Thanks to a short video clip and societal selective viewing, the narrative went a little like this: a group of young white high school men (many wearing the infamous red MAGA hats) harassed a single elderly Native American man, Nathan Phillips, at the National Mall in Washington DC. On the surface, it seemed the young men were outwardly taunting the peaceful looking man with the drum.
In first news reports, Phillips told journalists he was being shouted at and surrounded by the young men so much so that he couldn’t exit the area.
However, there were more than two pieces of this odd puzzle social media and news media had yet to explain to readers.
Before the boys had even come into contact with Phillips, they were harassed with homophobic and racist language by a Black Hebrew Israelites group — a group characterized by the Southern Poverty Law Center as a supremacist group engaging in anti-Semitism and homophobia. Notorious for rambunctious preaching on busy city streets, the group did just that to the high school boys, among other groups in front of the Lincoln Memorial.
In response, the boys began chanting school songs to drown out the noise.
Quickly, it became a convoluted clash of two very different worlds.
Eventually, a fuller version of the truth came out nearly two days later. Still, after numerous news reports unleashed on the masses and countless tweets blew up on the internet, there was little room to go back and start over. Later reports showed little of what Phillips first said to reporters actually occurred. Instead, his actions of jumping into the crowd while banging a drum and chanting were meant to diffuse the tension.
The high school boys were immediately painted as poster children for the racist right-wing agenda by some and Phillips was portrayed as a liberal instigator by others.
It’s 2019. After two long years of contention, why would anyone go to the Lincoln Memorial — during a weekend with a national March for Life rally, the annual Women’s March, the Indigenous People’s March and Martin Luther King Jr. Day — thinking it would be quiet?

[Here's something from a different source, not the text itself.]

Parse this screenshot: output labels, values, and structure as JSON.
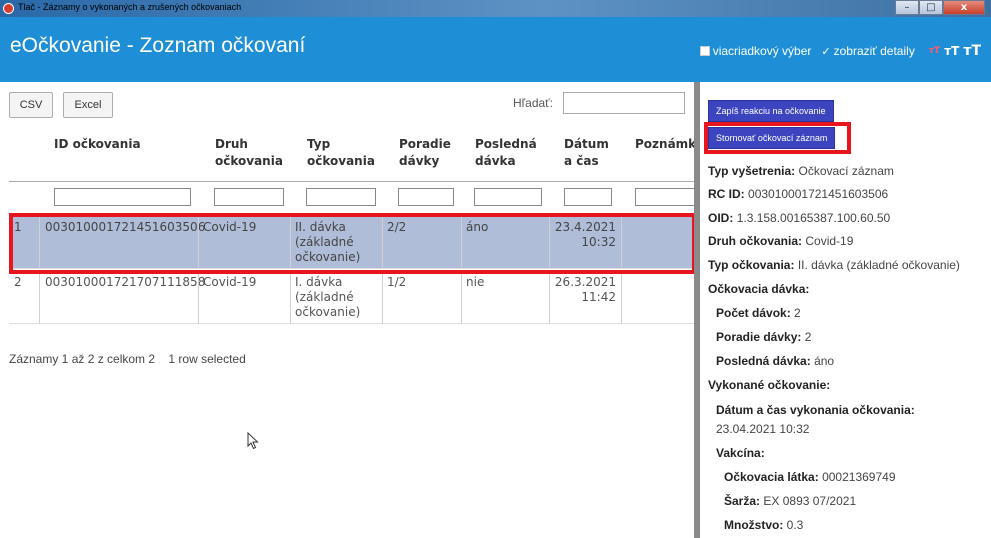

Those 15-year-old boys most certainly did not think they would be entering a day filled with severe hate comments and death threats. While it was uncomfortable and confusing to be put in that situation and so quickly thrust into the limelight, that group of young men probably have a better understanding of their actions as well as others.
Among the many issues at play in this situation, the largest is the spreading of misinformation. But this time, people can’t simply blame only news organizations.
A single five-second video spread like wildfire all over the world. The worst part? There was no way to stop it.
Once it took flight, the left began berating the right. When the fuller story unfolded, the right blamed literally everything the left is often linked to, including the media.
News organizations can and should be better at developing stories while presenting the news quickly and accurately. That won’t always happen, because it can’t always happen.
If we expect ourselves to be politically and socially active and engaged, then that can’t just be when we’re marching or rallying. It begins with sharing — sharing stories and news that paint a broader picture and provide more context.
Unless we are the people part of the incident, we will still never fully know what exactly happened in front of the monument.
However, what we can do is try sharing what tells multiple sides of a story and listen when we’re given those sides. It might not be easy, but it’s better than turning against one another in the span of five seconds.